Wind energy integrated green hydrogen system as sustainable solution to decarbonize Iranian Industrial Cities

Abstract

Industrial cities are metropolitans where economies are based on industrial development. However, in fossil rich countries, environmental challenges are significant. Green hydrogen, as a solution, can be used in energy-intensive processes and chemical feedstocks, contributing to a more sustainable and low-carbon industrial sector. In this regard, four industrial cities in Iran with different climatic conditions were selected, and a novel grid connected wind-electrolyzer-reformer system was investigated to meet the electricity/hydrogen demand. Initially, the windfarm layout, including 20 wind turbines with a capacity of 850 kW, was optimized using genetic algorithm to minimize the wake impacts. The Jensen model was employed in this assessment, and calculations were performed using the Python codes Foxe and Pyomo.
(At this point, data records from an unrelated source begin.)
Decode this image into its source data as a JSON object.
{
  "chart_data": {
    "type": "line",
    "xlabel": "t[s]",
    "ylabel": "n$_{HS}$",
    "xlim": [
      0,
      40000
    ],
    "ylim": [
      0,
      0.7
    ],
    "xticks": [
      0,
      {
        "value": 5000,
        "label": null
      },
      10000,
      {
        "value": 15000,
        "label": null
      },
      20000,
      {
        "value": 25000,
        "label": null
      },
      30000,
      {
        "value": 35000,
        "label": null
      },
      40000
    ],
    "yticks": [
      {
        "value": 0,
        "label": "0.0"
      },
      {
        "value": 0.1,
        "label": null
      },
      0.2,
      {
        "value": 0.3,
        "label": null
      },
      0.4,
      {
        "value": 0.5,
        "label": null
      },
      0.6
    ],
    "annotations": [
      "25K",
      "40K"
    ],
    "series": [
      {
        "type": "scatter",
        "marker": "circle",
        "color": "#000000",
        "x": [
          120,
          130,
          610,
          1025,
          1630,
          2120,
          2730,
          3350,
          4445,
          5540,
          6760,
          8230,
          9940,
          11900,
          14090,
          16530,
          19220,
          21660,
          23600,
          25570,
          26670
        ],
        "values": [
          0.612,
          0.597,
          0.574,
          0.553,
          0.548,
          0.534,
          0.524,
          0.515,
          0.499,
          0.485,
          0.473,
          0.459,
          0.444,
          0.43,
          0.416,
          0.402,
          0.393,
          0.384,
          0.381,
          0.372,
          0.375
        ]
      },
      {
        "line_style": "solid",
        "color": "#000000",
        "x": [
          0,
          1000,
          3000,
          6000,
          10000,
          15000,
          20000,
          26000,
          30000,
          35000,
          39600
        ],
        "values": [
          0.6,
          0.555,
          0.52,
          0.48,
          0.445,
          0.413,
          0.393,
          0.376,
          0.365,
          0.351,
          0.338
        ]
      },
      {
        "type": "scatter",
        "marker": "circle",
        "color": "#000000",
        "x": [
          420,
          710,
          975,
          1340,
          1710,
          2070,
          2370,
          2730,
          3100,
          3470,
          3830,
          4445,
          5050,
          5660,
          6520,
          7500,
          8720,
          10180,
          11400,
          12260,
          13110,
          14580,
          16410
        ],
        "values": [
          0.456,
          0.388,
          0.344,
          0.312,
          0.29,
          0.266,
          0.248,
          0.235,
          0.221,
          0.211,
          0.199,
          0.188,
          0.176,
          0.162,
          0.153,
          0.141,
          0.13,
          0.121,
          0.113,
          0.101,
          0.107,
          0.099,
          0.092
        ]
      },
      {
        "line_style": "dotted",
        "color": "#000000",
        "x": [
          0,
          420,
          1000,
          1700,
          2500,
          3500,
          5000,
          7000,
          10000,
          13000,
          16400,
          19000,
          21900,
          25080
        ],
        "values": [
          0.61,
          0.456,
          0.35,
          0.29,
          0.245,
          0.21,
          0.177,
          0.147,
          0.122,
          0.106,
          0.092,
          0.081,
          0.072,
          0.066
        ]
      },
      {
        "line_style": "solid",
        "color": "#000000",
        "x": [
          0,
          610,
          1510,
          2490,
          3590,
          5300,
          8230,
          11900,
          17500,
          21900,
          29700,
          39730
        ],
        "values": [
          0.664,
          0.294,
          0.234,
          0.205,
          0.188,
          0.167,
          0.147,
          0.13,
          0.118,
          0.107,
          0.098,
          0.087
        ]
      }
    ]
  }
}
Subsequently, a two-objective genetic algorithm (minimizing costs and natural gas consumption) was utilized to optimize the size of the electrolyzer, storage tank, and reformer. The results showed the wind farm generate electricity about 17.8–36.4 GWh/yr. The natural gas consumption varied 189,766–253,568 m3/yr, with the highest(lowest) consumption in Isfahan(Tabriz), accounting for about one-fourth of the natural gas consumed in the reforming process. The served hydrogen cost (mixed of grey and green hydrogen) in Tabriz was lower than grey hydrogen (1.74$/kg) at approximately 0.9 $/kg and is cost-effectiveness.